Cambodians, Swedes Share Literature in Book Project

Pal Vannarirak’s poetry amazed Swedish readers in No­vember, when his poems ap­peared in the Swedish literary magazine, “Word and Image,” Editor-in-Chief Ylva Gustaffson said.

“It’s full of blood and real-life stories,” so unlike poetry written in Sweden nowadays, she said.

One poem, for example, de­scribes Cambodians dancing in the moonlight after a day of harvest, and talks of the Khmer Rouge who forced people to work all night. Pal Vannarirak’s poems also appear in a book, titled “Preah Chan Srok Khmer,” or “The Moon in Cambodia,” in Khmer and Swedish, published by the Literature Association Cambodia-Sweden.

The book was launched in Phnom Penh during a literary evening Saturday, marking the association’s first publication. About 100 people attended the event. The group was founded in Oc­tober to en­courage Cambo­di­ans and Swedes to discover each other’s lit­erature, said Anna Mattsson, a writer and founding mem­ber.

Cambodian writers tend to talk about political or social issues, while their Swedish counterparts concentrate on personal matters, she said. For example, Pal Van­narirak has a poem on traditional treatment for pregnant women, and one on prostitution, said Matt­sson.

These themes startle Swedes as much as Swedish themes surprise Cambodians, said Gustaf­f­son, who chairs the association in Sweden.

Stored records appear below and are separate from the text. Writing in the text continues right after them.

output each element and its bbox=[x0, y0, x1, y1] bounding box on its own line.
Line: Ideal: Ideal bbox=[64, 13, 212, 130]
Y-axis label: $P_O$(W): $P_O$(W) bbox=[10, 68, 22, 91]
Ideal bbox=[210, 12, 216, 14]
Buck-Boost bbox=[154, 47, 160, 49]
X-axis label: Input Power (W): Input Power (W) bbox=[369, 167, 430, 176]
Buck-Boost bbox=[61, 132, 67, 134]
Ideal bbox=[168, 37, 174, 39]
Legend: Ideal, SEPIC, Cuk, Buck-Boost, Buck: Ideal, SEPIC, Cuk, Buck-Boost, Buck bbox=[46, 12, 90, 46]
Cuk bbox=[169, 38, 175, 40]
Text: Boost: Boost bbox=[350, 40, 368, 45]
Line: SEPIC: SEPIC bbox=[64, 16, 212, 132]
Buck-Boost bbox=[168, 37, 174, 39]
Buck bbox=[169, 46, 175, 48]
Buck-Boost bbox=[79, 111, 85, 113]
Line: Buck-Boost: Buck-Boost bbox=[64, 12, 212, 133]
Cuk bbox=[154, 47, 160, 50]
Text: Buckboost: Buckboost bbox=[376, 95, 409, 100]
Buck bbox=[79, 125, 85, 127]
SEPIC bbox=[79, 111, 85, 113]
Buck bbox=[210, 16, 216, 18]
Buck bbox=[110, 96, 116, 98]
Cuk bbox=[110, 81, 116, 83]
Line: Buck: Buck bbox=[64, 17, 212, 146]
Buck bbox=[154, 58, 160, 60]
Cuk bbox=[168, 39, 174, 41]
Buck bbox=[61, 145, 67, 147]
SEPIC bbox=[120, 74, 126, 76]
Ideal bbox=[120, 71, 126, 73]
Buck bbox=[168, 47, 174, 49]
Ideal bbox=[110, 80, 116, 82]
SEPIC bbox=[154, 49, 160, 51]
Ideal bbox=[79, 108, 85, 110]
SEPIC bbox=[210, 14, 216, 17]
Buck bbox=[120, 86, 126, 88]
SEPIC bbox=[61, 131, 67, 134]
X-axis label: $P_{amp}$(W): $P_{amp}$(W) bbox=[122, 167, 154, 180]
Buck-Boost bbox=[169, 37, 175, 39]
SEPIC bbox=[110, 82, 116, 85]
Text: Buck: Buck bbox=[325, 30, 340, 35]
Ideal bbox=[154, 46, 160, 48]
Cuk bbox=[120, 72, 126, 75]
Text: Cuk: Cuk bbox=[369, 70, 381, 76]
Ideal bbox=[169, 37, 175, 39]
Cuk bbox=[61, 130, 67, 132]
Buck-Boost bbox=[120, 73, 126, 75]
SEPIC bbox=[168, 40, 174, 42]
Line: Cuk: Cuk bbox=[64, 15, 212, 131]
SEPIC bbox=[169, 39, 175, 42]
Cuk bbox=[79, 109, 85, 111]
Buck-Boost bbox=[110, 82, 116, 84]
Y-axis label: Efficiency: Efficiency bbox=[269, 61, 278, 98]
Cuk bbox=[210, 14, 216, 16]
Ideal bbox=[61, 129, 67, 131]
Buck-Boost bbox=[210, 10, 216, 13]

A Swedish poem about a modern virgin, and one about a wo­man who wishes she were a tree, have puzzled Cambodians, she said. These poems will be part of a Khmer book of Swedish poetry—the association’s next project.

The group also plans to publish books of children’s literature, said Neth Sary, the association’s chairman in Cambodia. A Swedish work, titled “Piggy,” soon will be translated into Khmer, he said.